Линия Гринвичского меридиана делила остров пополам, кроме того, по нему, перпендикулярно этой линии, протекал узенький ручей; он брал начало поблизости от замка, в восточной части острова, и рассекал его с востока на запад. Источник, питавший ручей, сперва заполнял болото с почти стоячей водой и чахлыми деревцами; оно снабжало эту часть острова достаточным количеством влаги, чтобы там в обилии произрастали эвкалипты, кингии и прочие древовидные папоротники.

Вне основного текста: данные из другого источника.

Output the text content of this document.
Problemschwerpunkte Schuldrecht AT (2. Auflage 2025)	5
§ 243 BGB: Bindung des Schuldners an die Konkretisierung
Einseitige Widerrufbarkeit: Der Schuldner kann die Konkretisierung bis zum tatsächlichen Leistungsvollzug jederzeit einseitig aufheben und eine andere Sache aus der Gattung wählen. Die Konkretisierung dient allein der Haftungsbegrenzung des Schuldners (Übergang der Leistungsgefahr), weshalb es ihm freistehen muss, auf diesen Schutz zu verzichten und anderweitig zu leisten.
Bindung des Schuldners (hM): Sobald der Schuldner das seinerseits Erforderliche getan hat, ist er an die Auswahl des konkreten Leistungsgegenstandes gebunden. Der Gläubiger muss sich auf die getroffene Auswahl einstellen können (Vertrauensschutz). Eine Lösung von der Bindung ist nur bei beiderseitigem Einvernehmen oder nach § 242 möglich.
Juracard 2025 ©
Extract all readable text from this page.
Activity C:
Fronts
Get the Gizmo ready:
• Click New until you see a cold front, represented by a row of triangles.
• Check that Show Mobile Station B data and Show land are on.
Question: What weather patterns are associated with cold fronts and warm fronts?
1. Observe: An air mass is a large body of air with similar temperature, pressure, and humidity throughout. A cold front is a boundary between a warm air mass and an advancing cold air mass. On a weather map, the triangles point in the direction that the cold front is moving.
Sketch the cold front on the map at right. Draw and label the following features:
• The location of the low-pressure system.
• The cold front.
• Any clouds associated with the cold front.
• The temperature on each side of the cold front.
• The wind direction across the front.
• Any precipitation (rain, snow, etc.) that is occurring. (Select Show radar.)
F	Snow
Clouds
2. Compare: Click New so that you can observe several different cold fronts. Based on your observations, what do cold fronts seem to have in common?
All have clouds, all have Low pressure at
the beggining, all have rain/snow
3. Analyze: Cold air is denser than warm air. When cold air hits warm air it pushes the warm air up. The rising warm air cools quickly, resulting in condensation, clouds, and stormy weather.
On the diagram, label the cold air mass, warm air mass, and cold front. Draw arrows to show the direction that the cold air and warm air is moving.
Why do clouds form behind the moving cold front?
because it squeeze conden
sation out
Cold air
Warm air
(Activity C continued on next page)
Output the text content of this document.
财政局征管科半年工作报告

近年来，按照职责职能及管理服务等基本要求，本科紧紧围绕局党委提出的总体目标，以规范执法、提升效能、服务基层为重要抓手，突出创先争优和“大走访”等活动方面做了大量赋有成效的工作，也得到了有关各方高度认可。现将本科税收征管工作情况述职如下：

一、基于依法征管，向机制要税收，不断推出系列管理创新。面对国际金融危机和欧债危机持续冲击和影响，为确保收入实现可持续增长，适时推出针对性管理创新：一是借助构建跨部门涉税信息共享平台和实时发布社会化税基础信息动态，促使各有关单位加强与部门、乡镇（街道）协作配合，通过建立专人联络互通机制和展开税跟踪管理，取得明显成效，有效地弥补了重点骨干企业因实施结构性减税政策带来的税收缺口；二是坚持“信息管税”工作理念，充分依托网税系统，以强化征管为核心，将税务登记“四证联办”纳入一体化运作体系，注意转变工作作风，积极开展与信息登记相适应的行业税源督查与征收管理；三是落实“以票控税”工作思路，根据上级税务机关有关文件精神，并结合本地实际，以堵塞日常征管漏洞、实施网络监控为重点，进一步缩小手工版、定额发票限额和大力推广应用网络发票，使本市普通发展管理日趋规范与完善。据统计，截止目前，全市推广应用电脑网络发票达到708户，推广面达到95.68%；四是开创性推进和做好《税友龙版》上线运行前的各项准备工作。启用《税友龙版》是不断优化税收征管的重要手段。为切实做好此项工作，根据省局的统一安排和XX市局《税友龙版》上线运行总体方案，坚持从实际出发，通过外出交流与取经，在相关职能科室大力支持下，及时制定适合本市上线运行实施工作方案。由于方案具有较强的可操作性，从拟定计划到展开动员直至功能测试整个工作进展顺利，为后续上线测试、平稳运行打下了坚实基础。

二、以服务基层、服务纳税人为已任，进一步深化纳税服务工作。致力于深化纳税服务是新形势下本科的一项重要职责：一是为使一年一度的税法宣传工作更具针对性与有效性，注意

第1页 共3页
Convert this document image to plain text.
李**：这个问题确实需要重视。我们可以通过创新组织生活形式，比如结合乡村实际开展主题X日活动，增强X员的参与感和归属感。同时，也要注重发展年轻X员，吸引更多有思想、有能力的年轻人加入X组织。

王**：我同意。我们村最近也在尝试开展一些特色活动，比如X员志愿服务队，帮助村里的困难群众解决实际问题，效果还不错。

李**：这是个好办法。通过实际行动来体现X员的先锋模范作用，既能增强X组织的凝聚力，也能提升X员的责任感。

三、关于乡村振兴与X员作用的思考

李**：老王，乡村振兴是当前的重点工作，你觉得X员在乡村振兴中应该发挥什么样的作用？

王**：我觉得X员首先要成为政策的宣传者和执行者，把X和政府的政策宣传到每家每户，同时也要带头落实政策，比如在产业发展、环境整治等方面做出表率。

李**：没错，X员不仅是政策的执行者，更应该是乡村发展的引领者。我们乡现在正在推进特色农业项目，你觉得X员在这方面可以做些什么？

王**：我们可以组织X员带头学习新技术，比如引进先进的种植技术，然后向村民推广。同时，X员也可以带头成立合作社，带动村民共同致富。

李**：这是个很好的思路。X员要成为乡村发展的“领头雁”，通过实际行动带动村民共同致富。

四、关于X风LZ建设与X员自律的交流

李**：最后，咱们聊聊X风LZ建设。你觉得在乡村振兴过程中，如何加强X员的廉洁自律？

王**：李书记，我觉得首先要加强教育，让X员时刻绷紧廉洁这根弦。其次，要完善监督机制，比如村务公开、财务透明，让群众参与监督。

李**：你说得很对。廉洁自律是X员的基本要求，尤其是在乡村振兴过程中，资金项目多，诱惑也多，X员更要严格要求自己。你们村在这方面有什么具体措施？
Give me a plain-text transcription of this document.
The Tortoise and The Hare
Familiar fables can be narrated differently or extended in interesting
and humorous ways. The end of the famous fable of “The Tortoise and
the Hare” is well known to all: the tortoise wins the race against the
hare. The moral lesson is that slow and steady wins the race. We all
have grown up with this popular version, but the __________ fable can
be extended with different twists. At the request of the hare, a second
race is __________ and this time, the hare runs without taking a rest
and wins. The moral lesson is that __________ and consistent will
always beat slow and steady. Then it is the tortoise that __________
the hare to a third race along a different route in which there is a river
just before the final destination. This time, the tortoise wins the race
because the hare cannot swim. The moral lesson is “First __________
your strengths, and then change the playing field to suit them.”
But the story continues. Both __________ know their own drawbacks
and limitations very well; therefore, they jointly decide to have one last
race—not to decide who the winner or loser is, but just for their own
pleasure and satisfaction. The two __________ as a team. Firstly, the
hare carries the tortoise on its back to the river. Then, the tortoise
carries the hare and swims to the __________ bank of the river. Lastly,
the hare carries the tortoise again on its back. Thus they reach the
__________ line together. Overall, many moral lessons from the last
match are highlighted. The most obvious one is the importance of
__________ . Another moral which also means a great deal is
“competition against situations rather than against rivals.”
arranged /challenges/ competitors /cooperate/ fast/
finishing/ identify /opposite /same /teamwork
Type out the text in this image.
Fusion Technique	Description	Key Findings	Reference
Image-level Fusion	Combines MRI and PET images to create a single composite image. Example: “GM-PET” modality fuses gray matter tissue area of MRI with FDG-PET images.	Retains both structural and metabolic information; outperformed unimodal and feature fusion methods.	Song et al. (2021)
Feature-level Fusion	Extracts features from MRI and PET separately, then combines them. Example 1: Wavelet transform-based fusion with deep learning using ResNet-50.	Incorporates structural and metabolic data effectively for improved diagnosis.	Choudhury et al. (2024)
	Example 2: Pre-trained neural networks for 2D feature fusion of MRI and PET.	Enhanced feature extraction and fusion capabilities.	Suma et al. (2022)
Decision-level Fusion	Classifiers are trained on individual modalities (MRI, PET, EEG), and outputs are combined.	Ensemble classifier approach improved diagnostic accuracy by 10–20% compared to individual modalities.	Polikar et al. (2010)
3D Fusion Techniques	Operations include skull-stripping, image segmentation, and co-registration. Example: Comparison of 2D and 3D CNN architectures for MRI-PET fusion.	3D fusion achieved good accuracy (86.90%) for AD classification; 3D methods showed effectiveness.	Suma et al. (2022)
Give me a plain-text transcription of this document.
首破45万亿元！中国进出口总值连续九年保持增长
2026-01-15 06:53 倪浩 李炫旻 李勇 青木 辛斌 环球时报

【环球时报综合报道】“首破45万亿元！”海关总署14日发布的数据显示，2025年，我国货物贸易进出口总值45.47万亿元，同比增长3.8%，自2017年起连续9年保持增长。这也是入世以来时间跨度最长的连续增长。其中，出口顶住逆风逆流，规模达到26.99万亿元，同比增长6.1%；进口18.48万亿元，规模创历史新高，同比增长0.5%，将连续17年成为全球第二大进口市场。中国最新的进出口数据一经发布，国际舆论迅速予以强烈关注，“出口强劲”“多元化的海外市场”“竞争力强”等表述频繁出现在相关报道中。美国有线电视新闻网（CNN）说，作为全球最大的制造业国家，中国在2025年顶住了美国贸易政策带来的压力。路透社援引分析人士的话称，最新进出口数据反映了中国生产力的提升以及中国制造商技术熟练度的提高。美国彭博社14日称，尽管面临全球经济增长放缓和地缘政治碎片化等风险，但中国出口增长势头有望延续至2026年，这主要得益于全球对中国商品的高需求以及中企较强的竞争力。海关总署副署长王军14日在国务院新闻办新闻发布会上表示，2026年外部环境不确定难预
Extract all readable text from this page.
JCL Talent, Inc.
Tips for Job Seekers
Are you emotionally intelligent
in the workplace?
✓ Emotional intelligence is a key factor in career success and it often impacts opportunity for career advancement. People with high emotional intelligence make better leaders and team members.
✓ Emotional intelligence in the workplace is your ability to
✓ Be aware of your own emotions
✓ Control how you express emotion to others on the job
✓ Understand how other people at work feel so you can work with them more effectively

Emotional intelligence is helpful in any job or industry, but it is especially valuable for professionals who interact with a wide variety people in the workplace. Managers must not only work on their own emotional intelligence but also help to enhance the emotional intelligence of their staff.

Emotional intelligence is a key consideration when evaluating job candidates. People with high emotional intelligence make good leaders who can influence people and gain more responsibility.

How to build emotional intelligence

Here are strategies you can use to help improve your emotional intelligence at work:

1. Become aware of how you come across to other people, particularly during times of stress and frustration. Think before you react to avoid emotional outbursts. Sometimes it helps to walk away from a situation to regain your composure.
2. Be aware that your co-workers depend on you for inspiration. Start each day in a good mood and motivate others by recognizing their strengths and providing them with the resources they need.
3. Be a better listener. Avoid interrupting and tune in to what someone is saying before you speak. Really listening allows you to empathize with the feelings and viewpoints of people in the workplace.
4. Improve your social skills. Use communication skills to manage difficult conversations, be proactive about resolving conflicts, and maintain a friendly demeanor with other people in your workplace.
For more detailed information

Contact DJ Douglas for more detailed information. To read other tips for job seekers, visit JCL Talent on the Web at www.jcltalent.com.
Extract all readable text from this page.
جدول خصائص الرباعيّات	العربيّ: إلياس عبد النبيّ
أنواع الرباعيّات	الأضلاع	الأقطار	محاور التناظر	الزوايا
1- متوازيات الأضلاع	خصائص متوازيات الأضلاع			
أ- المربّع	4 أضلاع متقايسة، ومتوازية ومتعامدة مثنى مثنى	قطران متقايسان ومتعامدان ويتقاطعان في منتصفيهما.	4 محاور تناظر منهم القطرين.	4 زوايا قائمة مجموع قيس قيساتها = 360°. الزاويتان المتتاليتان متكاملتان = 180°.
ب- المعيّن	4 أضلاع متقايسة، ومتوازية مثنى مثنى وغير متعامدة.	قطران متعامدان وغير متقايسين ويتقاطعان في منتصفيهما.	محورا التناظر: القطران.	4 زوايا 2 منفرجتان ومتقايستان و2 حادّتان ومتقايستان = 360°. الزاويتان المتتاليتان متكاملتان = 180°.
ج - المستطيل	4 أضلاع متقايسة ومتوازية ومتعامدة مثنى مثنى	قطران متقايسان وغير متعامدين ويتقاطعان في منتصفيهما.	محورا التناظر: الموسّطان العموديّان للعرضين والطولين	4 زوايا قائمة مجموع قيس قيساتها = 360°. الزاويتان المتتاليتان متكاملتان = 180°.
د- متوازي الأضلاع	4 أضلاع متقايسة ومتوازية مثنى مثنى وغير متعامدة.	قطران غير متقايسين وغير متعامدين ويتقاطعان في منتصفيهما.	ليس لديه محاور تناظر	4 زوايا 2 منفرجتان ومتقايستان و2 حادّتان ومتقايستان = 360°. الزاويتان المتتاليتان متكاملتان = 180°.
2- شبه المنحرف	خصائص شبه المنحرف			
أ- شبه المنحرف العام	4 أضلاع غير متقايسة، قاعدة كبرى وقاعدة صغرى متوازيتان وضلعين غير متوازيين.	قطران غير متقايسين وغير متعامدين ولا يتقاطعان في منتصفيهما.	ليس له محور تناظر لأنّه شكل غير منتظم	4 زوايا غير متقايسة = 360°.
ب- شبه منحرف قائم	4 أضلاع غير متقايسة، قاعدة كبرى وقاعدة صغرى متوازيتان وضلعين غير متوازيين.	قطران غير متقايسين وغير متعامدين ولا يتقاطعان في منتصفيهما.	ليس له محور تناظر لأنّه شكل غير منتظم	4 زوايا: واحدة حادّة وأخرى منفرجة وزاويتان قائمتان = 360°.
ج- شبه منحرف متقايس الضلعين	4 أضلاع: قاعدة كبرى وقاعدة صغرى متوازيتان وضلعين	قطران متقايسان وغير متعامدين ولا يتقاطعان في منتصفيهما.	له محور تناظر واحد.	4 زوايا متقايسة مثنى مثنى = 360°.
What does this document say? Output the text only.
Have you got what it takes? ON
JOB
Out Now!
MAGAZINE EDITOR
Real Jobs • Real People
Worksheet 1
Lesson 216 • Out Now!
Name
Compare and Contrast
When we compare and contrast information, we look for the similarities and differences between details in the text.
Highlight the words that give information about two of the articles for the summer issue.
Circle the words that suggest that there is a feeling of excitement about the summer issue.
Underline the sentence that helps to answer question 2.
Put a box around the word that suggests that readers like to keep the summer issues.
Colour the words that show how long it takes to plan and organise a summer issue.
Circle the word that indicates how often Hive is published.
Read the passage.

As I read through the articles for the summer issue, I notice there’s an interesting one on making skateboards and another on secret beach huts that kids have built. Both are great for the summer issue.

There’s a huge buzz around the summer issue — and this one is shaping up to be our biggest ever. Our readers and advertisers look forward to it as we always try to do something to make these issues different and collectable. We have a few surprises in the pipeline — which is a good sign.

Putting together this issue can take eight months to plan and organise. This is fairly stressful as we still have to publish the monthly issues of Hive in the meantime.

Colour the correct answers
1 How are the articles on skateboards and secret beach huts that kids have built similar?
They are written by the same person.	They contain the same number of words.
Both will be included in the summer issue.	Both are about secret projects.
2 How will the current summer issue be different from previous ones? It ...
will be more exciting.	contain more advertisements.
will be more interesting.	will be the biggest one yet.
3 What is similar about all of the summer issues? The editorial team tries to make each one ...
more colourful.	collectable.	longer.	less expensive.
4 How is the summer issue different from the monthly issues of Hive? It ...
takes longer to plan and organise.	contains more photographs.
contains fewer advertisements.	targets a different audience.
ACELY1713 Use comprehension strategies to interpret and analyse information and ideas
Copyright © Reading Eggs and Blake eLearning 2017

Весь восточный сектор острова, который, если смотреть от Гринвичского меридиана, представлял собой завтрашний день, напротив, отличался крайне скудным пейзажем: одни только камни, галька, осыпи да скалы. Мало кто из животных отваживался заходить туда, зато другая часть, то есть вчерашний день, прямо-таки кишела сумчатыми и однопроходными представителями австралийской фауны. В первое время Байрон Кейн был очарован странностью океанической живности, но так и не смог привыкнуть к ней по-настоящему, и вид этих нелепых зверюшек частенько вызывал в нем ностальгию по коровам и собакам, лошадям и курам. Одни лишь птицы — с причудливыми повадками, но более или менее известные — внушали некоторую симпатию, да еще, пожалуй, кенгуру, чьи удлиненные мордочки и длинные уши слегка напоминали ему ослиные.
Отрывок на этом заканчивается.